Opposition parties in the House form “shadow cabinets.” These mirror Cabinet. Shadow ministers (also called opposition critics) hold the government to account. They criticize Cabinet and offer policy ideas. They also convey their party’s stance and message.

Backbenchers

Members who are not in Cabinet are known as backbenchers. (This is because they historically sat on benches in the back of Parliament.) The main work for all backbenchers is to serve the people in their riding. They are also involved in policy-making with their party caucus.

Representation

The number of seats in the House of Commons changes regularly. In 1867, there were 181 seats. There are now 338. The seats are assigned equitably among the provinces and territories. This is done through a process known as redistribution. It occurs every 10 years, after a census in a year ending in “1.” The 2021 election was the last to take place with the current number of seats. A new distribution of seats — with a total of 343 — will be in effect for the next election.

Canadian Parliament

Elected Members of Parliament

Any Canadian citizen who is at least 18 years old on election day can run for office. Virtually all MPs are elected as part of a political party. A few campaign and sit as independents.

MPs tend to have a high level of education. After the 2015 election, 227 MPs had bachelor’s degrees, 97 had master’s degrees and 14 had PhDs. Many have also served in provincial, territorial or municipal government. Many others came to politics from the private sector. Common professions include careers in business, law, teaching and journalism.

Following the 2021 election, 70 per cent of MPs were men. Thirty per cent were women — a record high. Most MPs were also middle-aged (in their 40s and 50s).

Inside the House of Commons

Diversity in the House of Commons

In 2015, 54 Indigenous candidates ran in the federal election. A record 10 Indigenous MPs were elected. This was up from seven in 2011. In the 2019 federal election, 62 Indigenous candidates ran for office. Ten were elected. In the 2021 election, a record high 77 Indigenous candidates ran for office. As in 2019, 10 were elected.

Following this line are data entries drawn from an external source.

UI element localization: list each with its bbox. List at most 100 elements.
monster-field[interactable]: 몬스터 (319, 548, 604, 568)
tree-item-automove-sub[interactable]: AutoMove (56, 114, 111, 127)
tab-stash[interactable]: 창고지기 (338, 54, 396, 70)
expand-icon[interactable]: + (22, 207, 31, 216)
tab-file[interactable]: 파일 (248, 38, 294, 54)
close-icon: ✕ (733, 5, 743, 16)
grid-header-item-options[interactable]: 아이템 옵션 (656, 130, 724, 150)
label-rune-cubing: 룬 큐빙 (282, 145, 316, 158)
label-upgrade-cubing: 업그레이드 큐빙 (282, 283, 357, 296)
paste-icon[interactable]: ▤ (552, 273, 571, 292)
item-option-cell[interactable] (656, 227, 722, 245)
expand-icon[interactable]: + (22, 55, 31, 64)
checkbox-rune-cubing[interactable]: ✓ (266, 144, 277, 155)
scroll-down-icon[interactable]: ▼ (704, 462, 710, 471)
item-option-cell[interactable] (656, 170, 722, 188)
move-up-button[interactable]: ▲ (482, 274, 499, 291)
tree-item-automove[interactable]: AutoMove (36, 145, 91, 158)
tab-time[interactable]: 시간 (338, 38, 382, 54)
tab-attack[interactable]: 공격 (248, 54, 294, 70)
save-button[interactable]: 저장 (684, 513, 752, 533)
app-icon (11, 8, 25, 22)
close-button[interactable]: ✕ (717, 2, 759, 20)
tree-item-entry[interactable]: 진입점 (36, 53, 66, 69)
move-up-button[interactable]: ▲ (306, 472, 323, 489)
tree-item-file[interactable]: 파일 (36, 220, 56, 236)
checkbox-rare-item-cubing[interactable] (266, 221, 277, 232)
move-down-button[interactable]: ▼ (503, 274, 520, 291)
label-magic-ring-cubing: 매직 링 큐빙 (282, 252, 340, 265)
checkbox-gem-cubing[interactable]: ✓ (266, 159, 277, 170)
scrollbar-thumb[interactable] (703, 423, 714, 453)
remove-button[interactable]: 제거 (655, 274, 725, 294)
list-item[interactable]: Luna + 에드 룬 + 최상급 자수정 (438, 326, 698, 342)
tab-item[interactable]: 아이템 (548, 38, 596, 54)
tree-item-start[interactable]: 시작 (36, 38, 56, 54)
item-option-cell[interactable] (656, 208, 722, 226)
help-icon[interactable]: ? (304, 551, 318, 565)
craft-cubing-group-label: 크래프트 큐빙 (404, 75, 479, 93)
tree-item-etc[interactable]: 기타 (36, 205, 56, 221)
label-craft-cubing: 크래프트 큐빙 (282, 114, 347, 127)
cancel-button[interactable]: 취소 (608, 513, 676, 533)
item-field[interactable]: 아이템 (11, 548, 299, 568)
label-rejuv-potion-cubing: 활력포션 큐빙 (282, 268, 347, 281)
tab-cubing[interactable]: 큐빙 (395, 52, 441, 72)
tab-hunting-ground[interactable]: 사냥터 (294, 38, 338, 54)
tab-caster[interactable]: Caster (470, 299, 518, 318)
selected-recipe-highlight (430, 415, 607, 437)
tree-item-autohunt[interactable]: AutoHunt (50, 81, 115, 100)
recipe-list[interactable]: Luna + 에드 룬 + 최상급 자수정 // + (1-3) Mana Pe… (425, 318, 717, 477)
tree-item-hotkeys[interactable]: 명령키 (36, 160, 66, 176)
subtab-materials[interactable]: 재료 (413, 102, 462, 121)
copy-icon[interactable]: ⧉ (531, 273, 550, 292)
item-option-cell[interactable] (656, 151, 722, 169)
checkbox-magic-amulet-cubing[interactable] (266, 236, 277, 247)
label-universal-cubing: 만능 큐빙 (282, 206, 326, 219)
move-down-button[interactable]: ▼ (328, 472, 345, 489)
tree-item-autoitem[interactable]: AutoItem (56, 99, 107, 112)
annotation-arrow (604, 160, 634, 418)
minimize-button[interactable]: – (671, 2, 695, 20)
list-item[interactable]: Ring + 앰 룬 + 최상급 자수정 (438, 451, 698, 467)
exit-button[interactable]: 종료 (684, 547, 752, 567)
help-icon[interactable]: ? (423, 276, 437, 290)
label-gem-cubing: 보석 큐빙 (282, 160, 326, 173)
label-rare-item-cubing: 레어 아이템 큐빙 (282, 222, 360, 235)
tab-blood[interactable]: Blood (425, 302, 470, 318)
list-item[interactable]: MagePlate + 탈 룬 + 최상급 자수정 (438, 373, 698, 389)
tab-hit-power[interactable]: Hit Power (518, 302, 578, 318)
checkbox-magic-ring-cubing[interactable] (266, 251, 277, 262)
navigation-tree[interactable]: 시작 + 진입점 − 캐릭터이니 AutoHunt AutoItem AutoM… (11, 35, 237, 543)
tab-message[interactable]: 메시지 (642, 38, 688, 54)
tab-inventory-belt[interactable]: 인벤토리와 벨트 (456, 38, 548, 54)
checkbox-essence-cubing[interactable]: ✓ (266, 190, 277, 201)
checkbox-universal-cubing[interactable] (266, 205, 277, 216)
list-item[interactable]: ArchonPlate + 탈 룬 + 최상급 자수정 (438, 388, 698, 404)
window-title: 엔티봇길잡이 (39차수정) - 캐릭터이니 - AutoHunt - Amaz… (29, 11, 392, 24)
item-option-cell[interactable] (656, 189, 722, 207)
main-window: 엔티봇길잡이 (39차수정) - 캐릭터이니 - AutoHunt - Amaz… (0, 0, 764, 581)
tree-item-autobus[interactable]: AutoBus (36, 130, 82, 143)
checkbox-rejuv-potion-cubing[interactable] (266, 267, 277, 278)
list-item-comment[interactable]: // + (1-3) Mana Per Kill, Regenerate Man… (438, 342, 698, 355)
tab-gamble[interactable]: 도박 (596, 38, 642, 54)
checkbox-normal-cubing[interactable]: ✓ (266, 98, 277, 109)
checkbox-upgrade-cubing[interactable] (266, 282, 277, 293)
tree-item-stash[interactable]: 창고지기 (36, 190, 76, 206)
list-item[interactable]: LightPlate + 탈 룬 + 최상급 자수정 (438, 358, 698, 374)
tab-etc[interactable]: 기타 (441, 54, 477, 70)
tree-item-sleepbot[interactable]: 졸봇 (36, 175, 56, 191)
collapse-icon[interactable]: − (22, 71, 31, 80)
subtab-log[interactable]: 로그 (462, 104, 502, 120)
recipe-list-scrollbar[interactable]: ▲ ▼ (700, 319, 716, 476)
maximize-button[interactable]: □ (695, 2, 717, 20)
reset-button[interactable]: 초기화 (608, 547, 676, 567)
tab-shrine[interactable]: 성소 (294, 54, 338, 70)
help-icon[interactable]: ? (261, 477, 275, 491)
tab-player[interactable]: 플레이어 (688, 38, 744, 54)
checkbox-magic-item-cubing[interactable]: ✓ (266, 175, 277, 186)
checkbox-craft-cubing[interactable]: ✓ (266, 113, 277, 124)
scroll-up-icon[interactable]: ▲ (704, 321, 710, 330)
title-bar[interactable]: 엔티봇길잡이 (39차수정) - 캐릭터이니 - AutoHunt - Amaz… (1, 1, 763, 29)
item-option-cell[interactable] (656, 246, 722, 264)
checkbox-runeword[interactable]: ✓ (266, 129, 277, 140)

In 2015, visible minority groups made up 12.9 per cent of all candidates from the six main parties. (See Liberal Party of Canada, Conservative Party of Canada, New Democratic Party, Bloc Québécois, Green Party of Canada, People’s Party of Canada.) In 2019, that proportion went up to 15.7 per cent. The total number of visible minority MPs who were elected increased from 47 (13.9 per cent) in 2015, to 51 (15.1 per cent) in 2019, and to 53 (15.7 per cent) in 2021.

The number of women who ran in federal elections increased from 533 in 2015 to 597 in 2019. In 2019, 98 women were elected. This was 10 more than in the 2015 election. In 2019, 830 men ran as candidates and 240 were elected. At least 87 candidates from the LGBTQ+ community ran in the 2019 election. Four were elected.